Prince Turki was the deputy minister for defence and aviation during the reign of King Faisal until he was sacked in a scandal involving his Moroccan wife. Since the mid-1980s he has been living in exile in Cairo on the top two floors of the Semiramis Hotel, guarded by two Austrian security companies. He is widely viewed as powerless because even when his reformist son Prince Sultan bin Turki was kidnapped in Geneva by the Saudi government in June 2003 he raised no public objection with his brothers.

One theory is that Prince Turki wrote the letter so he could ask his brothers to pay him to deny it. He has neither confirmed nor denied that the letter came from him, though the Saudi Press Agency has issued a statement saying he denied it.

On 12 June a report appeared in the Times saying that Saudi Arabia would drop its air defences to allow Israeli jets to bomb Iran’s nuclear facilities. Such close collaboration with Israel would not only be a policy u-turn for Saudi Arabia, but a deeply unpopular and therefore risky one. In a recent interview with Asharq al-Awsat, the Saudi ambassador in London, Prince Mohammed bin Nawaf, refuted the story. The Israeli government has neither confirmed nor denied it.

Then towards the end of July came rumours that Saudi Arabia’s Tabuk airport had been closed to civilian flights so the Israeli Air Force could start preparing it as a forward operating base for assault helicopters. ‘This can’t be true because it makes no strategic sense,’ a Saudi magazine editor told me. ‘If they said they were using UAE or Oman to make a forward operating base then maybe we would believe this, but when there is only a couple of hundred kilometres from Eilat to Tabuk the Israelis don’t need to use it.’

And last week there was a rumour, reported by Ha’aretz, that the Head of Mossad was visiting the Kingdom to discuss Iran and its nuclear programme. Again, this made little sense since all the senior intelligence chiefs you would expect him to meet with were out of the country at the time.

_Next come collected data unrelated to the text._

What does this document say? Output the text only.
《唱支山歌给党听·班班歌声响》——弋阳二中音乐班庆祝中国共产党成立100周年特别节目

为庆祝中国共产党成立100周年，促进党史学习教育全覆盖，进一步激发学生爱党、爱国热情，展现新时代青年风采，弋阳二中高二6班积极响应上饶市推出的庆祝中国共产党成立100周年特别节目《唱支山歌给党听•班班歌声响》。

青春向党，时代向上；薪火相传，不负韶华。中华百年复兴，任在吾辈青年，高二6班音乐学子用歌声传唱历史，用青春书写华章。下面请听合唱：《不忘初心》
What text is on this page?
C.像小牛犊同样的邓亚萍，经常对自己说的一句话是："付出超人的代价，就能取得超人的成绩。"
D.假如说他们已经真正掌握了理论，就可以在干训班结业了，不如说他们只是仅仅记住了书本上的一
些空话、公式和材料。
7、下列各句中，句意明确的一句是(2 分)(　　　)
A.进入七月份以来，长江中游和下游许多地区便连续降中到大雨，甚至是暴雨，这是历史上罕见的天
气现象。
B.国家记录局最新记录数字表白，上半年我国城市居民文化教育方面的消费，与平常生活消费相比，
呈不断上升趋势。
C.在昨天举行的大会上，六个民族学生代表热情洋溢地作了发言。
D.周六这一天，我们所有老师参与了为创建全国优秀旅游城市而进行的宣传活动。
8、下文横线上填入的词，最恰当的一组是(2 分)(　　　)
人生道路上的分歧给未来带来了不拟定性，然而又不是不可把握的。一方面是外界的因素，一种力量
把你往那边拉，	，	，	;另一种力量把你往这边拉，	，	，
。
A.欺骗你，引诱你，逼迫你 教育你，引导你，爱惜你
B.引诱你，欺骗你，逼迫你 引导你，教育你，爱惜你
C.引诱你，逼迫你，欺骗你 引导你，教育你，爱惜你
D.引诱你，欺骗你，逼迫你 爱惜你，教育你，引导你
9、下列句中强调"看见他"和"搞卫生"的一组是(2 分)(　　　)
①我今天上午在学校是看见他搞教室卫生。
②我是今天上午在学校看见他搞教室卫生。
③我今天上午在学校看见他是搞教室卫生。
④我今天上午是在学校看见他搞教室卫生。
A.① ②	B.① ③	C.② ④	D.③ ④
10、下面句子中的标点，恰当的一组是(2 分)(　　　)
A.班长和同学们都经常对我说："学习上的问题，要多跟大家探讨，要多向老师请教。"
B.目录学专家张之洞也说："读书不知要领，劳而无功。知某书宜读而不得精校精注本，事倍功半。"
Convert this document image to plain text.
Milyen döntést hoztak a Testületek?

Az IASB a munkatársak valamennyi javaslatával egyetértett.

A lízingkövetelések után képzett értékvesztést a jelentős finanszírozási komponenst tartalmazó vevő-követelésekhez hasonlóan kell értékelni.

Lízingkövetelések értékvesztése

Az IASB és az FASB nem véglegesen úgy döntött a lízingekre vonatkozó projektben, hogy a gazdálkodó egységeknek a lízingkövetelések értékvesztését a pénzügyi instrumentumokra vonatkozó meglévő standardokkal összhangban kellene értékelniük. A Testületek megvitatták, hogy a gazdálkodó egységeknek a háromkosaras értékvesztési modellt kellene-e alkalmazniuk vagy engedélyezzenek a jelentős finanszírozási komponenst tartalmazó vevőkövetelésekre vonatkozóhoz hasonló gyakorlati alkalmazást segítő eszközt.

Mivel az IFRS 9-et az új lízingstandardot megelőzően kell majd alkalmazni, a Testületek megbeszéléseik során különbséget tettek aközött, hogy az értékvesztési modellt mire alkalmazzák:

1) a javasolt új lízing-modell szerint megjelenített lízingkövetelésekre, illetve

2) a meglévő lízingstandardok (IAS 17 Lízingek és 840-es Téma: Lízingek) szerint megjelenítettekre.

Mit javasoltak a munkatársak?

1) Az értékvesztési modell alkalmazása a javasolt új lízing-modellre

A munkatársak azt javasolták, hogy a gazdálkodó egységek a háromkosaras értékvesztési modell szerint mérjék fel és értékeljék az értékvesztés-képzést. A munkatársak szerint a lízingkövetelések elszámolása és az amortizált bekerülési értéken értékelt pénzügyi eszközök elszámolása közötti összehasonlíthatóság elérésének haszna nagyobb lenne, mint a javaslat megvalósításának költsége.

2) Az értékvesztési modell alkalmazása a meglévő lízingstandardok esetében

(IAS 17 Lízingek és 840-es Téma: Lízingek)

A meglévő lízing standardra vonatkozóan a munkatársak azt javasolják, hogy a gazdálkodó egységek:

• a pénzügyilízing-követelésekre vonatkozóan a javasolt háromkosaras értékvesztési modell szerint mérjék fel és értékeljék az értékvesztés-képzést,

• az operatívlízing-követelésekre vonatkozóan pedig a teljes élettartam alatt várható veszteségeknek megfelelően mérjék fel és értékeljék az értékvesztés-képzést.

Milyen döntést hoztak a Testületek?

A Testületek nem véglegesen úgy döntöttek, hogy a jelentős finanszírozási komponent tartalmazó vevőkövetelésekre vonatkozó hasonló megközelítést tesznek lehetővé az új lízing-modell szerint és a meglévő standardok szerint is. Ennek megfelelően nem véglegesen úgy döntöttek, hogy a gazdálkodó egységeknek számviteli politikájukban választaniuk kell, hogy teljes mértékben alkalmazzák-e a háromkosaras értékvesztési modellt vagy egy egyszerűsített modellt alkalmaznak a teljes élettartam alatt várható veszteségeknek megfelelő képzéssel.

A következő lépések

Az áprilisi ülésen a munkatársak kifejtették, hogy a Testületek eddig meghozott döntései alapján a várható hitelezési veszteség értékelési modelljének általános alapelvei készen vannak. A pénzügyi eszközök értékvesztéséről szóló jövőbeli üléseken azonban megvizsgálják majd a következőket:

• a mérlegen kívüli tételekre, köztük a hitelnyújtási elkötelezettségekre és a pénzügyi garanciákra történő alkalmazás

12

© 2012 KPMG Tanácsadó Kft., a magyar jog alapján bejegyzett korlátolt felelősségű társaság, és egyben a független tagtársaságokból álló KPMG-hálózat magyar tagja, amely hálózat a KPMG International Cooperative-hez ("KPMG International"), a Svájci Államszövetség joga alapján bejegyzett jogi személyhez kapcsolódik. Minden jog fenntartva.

So what’s going on? According to the Saudi magazine editor, ‘there is a propaganda war between the media and intelligence communities in Saudi Arabia and Iran. The Iranians are trying to make problems for Saad Hariri in Lebanon and harm the Saudi reputation in the Islamic world by saying they are co-operating with the Israelis. Besides mobilising every available media resource Iran is instructing its supporters in Lebanon, Saudi Arabia, Iraq, Bahrain and Kuwait to target the Kingdom and its rulers.’


Comments


  • 5 August 2010 at 10:06pm
    Bad Bart says:
    I understand this is in reference to a comment made by a Saudi, but what does he mean by about the Iranians causing problems for Saad Hariri? How so?

  • 6 August 2010 at 5:25pm
    Bad Bart says:
    Thanks! That makes a lot more sense to me now.